From mboxrd@z Thu Jan  1 00:00:00 1970
From: Bruce Cole <bacole@gmail.com>
Subject: [RFT] r8169 changes against 2.6.23-rc3
Date: Tue, 21 Aug 2007 12:32:52 -0700
Message-ID: <46CB3DE4.4060107@gmail.com>
Mime-Version: 1.0
Content-Type: text/plain; charset=ISO-8859-1; format=flowed
Content-Transfer-Encoding: 7bit
Cc: bacole@gmail.com
To: Francois Romieu <romieu@fr.zoreil.com>, netdev@vger.kernel.org
Return-path: <netdev-owner@vger.kernel.org>
Received: from ag-out-0708.google.com ([72.14.246.248]:2063 "EHLO
	ag-out-0708.google.com" rhost-flags-OK-OK-OK-OK) by vger.kernel.org
	with ESMTP id S1750819AbXHUTer (ORCPT
	<rfc822;netdev@vger.kernel.org>); Tue, 21 Aug 2007 15:34:47 -0400
Received: by ag-out-0708.google.com with SMTP id 35so560275aga
        for <netdev@vger.kernel.org>; Tue, 21 Aug 2007 12:34:46 -0700 (PDT)
Sender: netdev-owner@vger.kernel.org
List-Id: netdev.vger.kernel.org

On 8/20/07, Dirk wrote:
 >> So it seems that when the driver tries to queue a packet while the
 >> controller is busy processing the queue, the newly queued packet does
 >> not get noticed by the controller (until further packet activity 
occurs).
 >> Perhaps there is a problem with the memory barriers when adding to the
 >> TX queue, but I'm a newbie on linux kernel memory barriers.
 >
 >One thing I noticed a while ago (march) is that floodpinging (ping -f)
 >the r8169 host from an external system also increases performance
 >without changing code.
Yes, I just tried this and saw the same result.  Makes perfect sense - 
if the TX queue is normally getting stuck until TCP retransmits, then 
keeping the TX queue busy keeps the queue from remaining stuck.
I think this is a good demonstration that the underlying problem is a 
stuck TX queue as suggested.

 >I ended up (until now perhaps :-) with disabling the onboard nic and
 >adding an e1000 card.


Yes, ditching the realtek interface and going with an ad-on nic seems to 
be what everyone has been doing to get around this problem.  Perhaps 
you'd like to try the busy-wait workaround with ndelay(10)?  It has 
saved me from buying an e1000 card as well.

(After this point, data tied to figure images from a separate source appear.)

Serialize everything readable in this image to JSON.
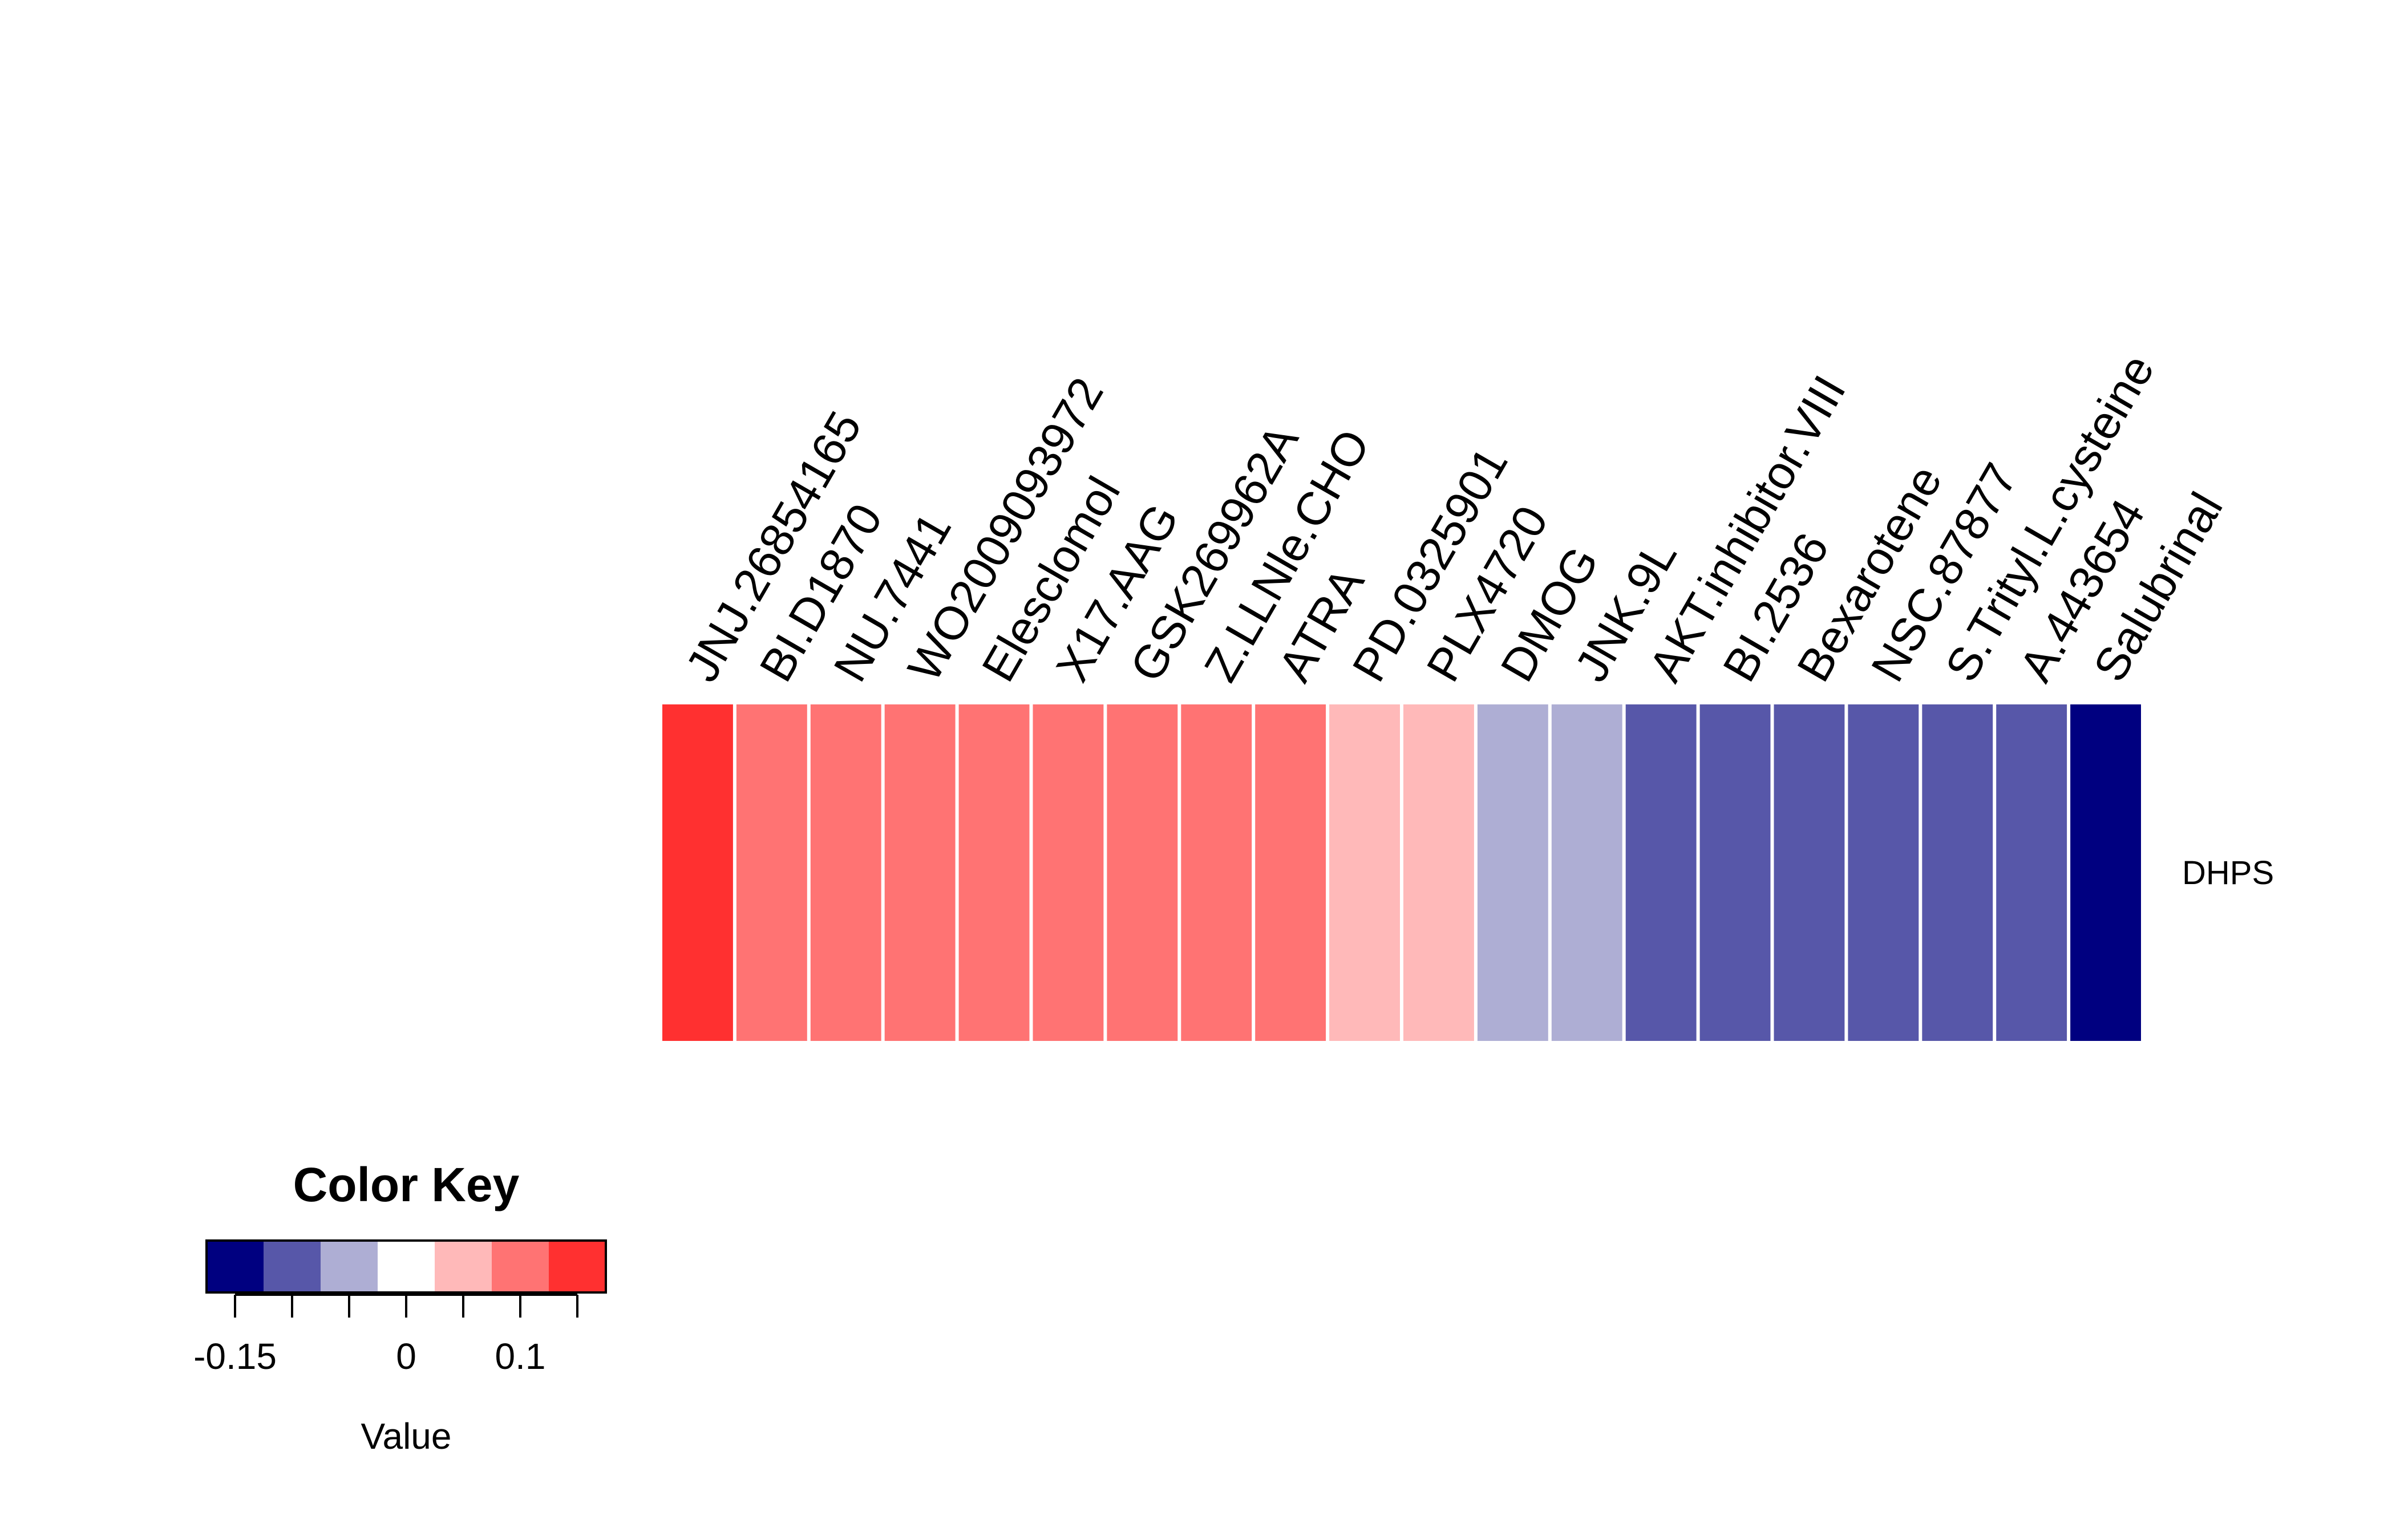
{
  "chart_data": {
    "type": "heatmap",
    "columns": [
      "JNJ.26854165",
      "BI.D1870",
      "NU.7441",
      "WO2009093972",
      "Elesclomol",
      "X17.AAG",
      "GSK269962A",
      "Z.LLNle.CHO",
      "ATRA",
      "PD.0325901",
      "PLX4720",
      "DMOG",
      "JNK.9L",
      "AKT.inhibitor.VIII",
      "BI.2536",
      "Bexarotene",
      "NSC.87877",
      "S.Trityl.L.cysteine",
      "A.443654",
      "Salubrinal"
    ],
    "rows": [
      "DHPS"
    ],
    "values": [
      [
        0.13,
        0.08,
        0.08,
        0.08,
        0.08,
        0.08,
        0.08,
        0.08,
        0.08,
        0.03,
        0.03,
        -0.05,
        -0.05,
        -0.1,
        -0.1,
        -0.1,
        -0.1,
        -0.1,
        -0.1,
        -0.16
      ]
    ],
    "color_key": {
      "title": "Color Key",
      "xlabel": "Value",
      "breaks": [
        -0.175,
        -0.125,
        -0.075,
        -0.025,
        0.025,
        0.075,
        0.125,
        0.175
      ],
      "colors": [
        "#000080",
        "#5757A9",
        "#AEAED4",
        "#FFFFFF",
        "#FFB9B9",
        "#FF7373",
        "#FF3030"
      ],
      "tick_values": [
        -0.15,
        -0.1,
        -0.05,
        0,
        0.05,
        0.1,
        0.15
      ],
      "tick_labels": [
        "-0.15",
        "",
        "",
        "0",
        "",
        "0.1",
        ""
      ]
    }
  }
}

Speaking of the e1000, I notice that its TX queue processing code for 
that driver includes spin_lock_irqsave()/spin_unlock_irqrestore() 
protection on access to the queue.  The r8169 driver seems to be missing 
equivalent code.  Last time I dealt with kernel locking bugs was in the 
old days of splnet()/splx(), so I could use some help here, but I 
suspect this could be fixed with more careful locking.